Week 4, package 2: Handwriting

In these lessons your child will learn to correctly form the letters o, d, h, w and n, in both the lower case and the capital form.

Week 4 - Package 2 - Year 1 & 2 English/literacy - Handwriting

Things your child will need

Have these things available so your child can complete this task.

Ideal

Back up

  • Use blank paper ruled with lines, try to copy the same handwriting practice lines as on the worksheets.
  • A lead pencil is best, but can use any other writing tools such as coloured pencils, textas, pens or crayons can be used.

Before your child starts

Make sure your child has everything ready that they will need at the start of the lesson. There are 2 video lessons to complete throughout the week using one handwriting practice sheet with ruled lines.

Check that the videos are working and that the volume is turned up for the video lessons. It will help if your child is in a quiet environment so that they can hear all of the instructions and learn how to form the letters correctly. Show your child how to pause the video and start it playing again.

Print the Handwriting practice sheet – Stage 1.

What your child needs to do

In these lessons your child will be learning to correctly form the letters o, d, n, h and w that were learnt individually in the previous week’s lessons. They will practise these letters in words. It is important for your child to hold the pencil correctly (the parent’s guide to handwriting in the package has an image to refer to). It is also important to follow the instructions for the direction that each letter is formed.

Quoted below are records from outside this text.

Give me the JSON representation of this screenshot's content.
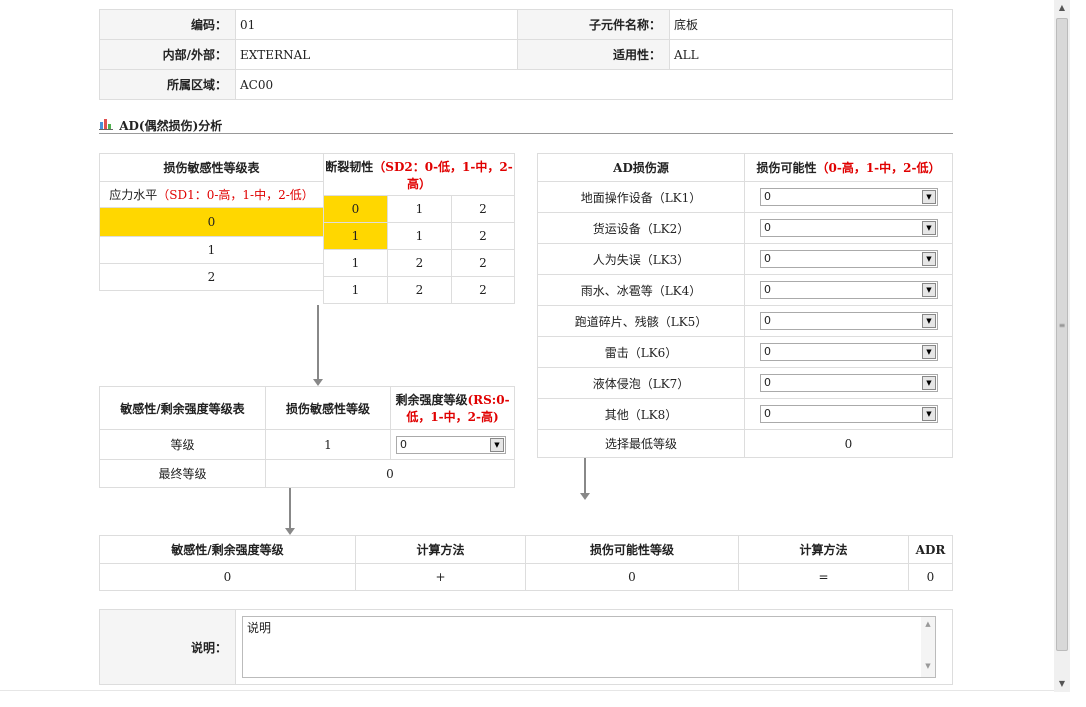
{
  "info": {
    "code_label": "编码：",
    "code_value": "01",
    "sub_label": "子元件名称：",
    "sub_value": "底板",
    "inout_label": "内部/外部：",
    "inout_value": "EXTERNAL",
    "applic_label": "适用性：",
    "applic_value": "ALL",
    "zone_label": "所属区域：",
    "zone_value": "AC00"
  },
  "section": {
    "title": "AD(偶然损伤)分析",
    "icon": "chart-icon"
  },
  "sens": {
    "header": "损伤敏感性等级表",
    "stress_label": "应力水平",
    "stress_note": "（SD1：0-高，1-中，2-低）",
    "rows": [
      "0",
      "1",
      "2"
    ]
  },
  "frac": {
    "header": "断裂韧性",
    "header_note": "（SD2：0-低，1-中，2-高）",
    "rows": [
      [
        "0",
        "1",
        "2"
      ],
      [
        "1",
        "1",
        "2"
      ],
      [
        "1",
        "2",
        "2"
      ],
      [
        "1",
        "2",
        "2"
      ]
    ]
  },
  "resid": {
    "h1": "敏感性/剩余强度等级表",
    "h2": "损伤敏感性等级",
    "h3": "剩余强度等级",
    "h3_note": "(RS:0-低，1-中，2-高)",
    "level_label": "等级",
    "level_value": "1",
    "select_value": "0",
    "final_label": "最终等级",
    "final_value": "0"
  },
  "ad": {
    "h1": "AD损伤源",
    "h2": "损伤可能性",
    "h2_note": "（0-高，1-中，2-低）",
    "sources": [
      {
        "label": "地面操作设备（LK1）",
        "value": "0"
      },
      {
        "label": "货运设备（LK2）",
        "value": "0"
      },
      {
        "label": "人为失误（LK3）",
        "value": "0"
      },
      {
        "label": "雨水、冰雹等（LK4）",
        "value": "0"
      },
      {
        "label": "跑道碎片、残骸（LK5）",
        "value": "0"
      },
      {
        "label": "雷击（LK6）",
        "value": "0"
      },
      {
        "label": "液体侵泡（LK7）",
        "value": "0"
      },
      {
        "label": "其他（LK8）",
        "value": "0"
      }
    ],
    "min_label": "选择最低等级",
    "min_value": "0"
  },
  "result": {
    "headers": [
      "敏感性/剩余强度等级",
      "计算方法",
      "损伤可能性等级",
      "计算方法",
      "ADR"
    ],
    "values": [
      "0",
      "+",
      "0",
      "=",
      "0"
    ]
  },
  "notes": {
    "label": "说明：",
    "text": "说明"
  },
  "colors": {
    "highlight": "#ffd700",
    "note_red": "#e00000"
  }
}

What your child can do next

Your child will need to watch each video for their handwriting lesson and complete the worksheet during the lesson.

Day 2 – watch Lesson 1 while completing the Handwriting practice sheet – Stage 1

Day 4 – watch Lesson 2 while completing the Handwriting practice sheet – Stage 1

Check that your child is forming the letters correctly. Common mistakes that young learners can make will be going clockwise instead of anti-clockwise when forming an ‘o’, starting from the bottom of the letter and going ‘up’ instead of ‘down’ and writing a ‘d’ with 2 parts instead of in one complete motion. If you notice your child doing something incorrectly you could show them the right way, and do some more practise.

There will be questions in the video that your child needs to respond to. Encourage your child to interact with the lesson by responding out loud. You may consider pausing the videos at times if your child needs more time to respond to the questions.

Options for your child

Activity too hard?

You can slow down the learning by pausing and providing more time to practise.

If your child is finding forming the letters difficult (‘d’ and ‘w’ can be tricky for some young learners) try gently placing your hand over theirs and move their hand for them, so that they can feel the movement.

Sometimes writing the letter on the page and asking your child to trace over the letter can assist with learning the formation.

If they find it too hard to write the words, they could redo the lessons in the previous week.

Activity too easy?

Encourage your child to write other words that use or include the letters o, d, n, h and w.

Reduce the size of the lines, making sure that all letters continue to be of similar size and consistent slope.

Ask your child to write the letters or words on blank paper. See if they can form the letters with a consistent size and shape.

Extension/additional activity

  • Print more copies of the practice sheet. Your child could practise all of the letters again, or practise one that they found difficult.
  • Write each word in a sentence on paper or a small whiteboard.
  • Use a finger to write the words using water on an outside wall, path or paved area.
  • Rainbow writing. Write the words in a light colour (like yellow) on the page and ask your child to trace over the words many times, each time in a different colour to create ‘rainbow writing’.
  • Practise using a computer or device to type the words.
  • Take turns writing the words on a partner’s back with a pointed finger. The partner has to try to guess the word that the writer has written.
  • Play a guessing game where you describe the word and your child has to respond. E.g. “I am thinking about a word that goes up and around. What is it?”
  • Make each letter out of playdough. Make words using the playdough letters.
  • Set a challenge to form the letter shapes with their bodies to write a word. They could take a photo of each letter or video themselves making each letter.